でも先程は本気で自分一人だけ船から飛び降りて、仁の許に馳せ戻りたいと思ったのだ。
(また冷やかされちゃうわ、情けない――)
覚悟を決めてハンカチできゅっと涙を拭うと、少し下腹に力を入れてくるりと振り返る。
――と突然、
「うわぁあ~ん!」
「陸奥さぁーん!」
と、蒼龍と飛龍が泣きながら抱き付いて来る。
「ちょ、ちょっとどうしたの、二人共⁉」
慌てて二人を抱き留めながら顔を上げると、何時の間にか仲間達が集まっておりしかも皆涙ぐんでいる。
(えっ、何これ――)
感激屋の赤城が大粒の涙をぽろぽろ零しながら近付き、陸奥の手を取ると、
「陸奥さん、不肖この赤城、例え陸奥さんの盾となってでも必ずや渡来さんの許へ無事にお帰しすると誓います! 私だけではありません、ここにいる全員が同じ気持ちだと思います!」
と力強く言い切る。
「あ、有難う赤城ちゃん――でも盾だなんて言わないで、み、皆一緒に帰りましょ⁉」
「もちろんですとも! 陸奥さんと渡来さんが育んだ愛は、我ら艦娘と人間との絆そのものと言っても過言ではありません! ですから我ら全員の宝として、大切に守っていく所存です!」
(えっ、ど、どうしたらそんな風に聞こえちゃう訳?)
彼女はこんな風に大上段に振り被った物言いがやたらに得意で、放っておくと何でも大仰な話にされてしまう。

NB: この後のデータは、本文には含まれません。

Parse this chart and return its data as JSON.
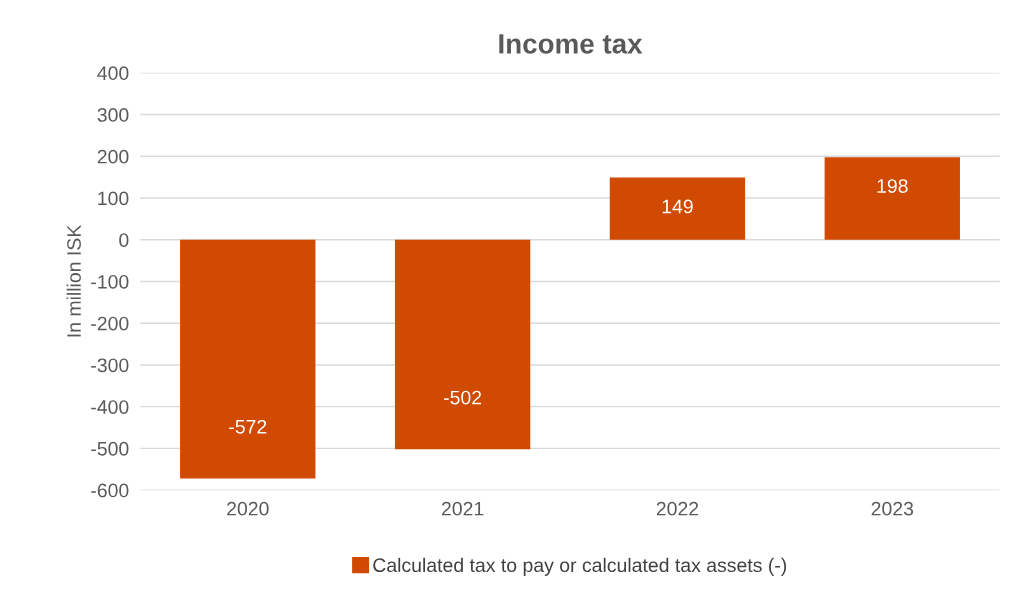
{
  "chart_data": {
    "type": "bar",
    "title": "Income tax",
    "ylabel": "In million ISK",
    "categories": [
      "2020",
      "2021",
      "2022",
      "2023"
    ],
    "series": [
      {
        "name": "Calculated tax to pay or calculated tax assets (-)",
        "color": "#d04a02",
        "values": [
          -572,
          -502,
          149,
          198
        ]
      }
    ],
    "ylim": [
      -600,
      400
    ],
    "yticks": [
      -600,
      -500,
      -400,
      -300,
      -200,
      -100,
      0,
      100,
      200,
      300,
      400
    ],
    "grid": "y",
    "legend": "bottom",
    "data_labels": true
  }
}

とにかく何とかこの場を退散しなければと思い、出来るだけ明るい声を出す。
「さ、さぁ皆、取り敢えず船内に戻りましょ?」
「はーい!」
(はぁ~~、これなら冷やかされる方がずっと良かったわ……)
心中溜め息を吐きながら皆を急き立てて船室に戻り掛ける途中、丁度横に来た高雄が何やら物恋しげに指を唇に宛てがいながら小声で呟く。
「私もやっぱり渡来さんが良いですぅ……」
(た、高雄ちゃん、何不穏な事言ってるの⁉ 心臓に悪いから止めてくれない⁉)
今更ながら、葉月の気持ちがいやと言う程判り始めた陸奥であった。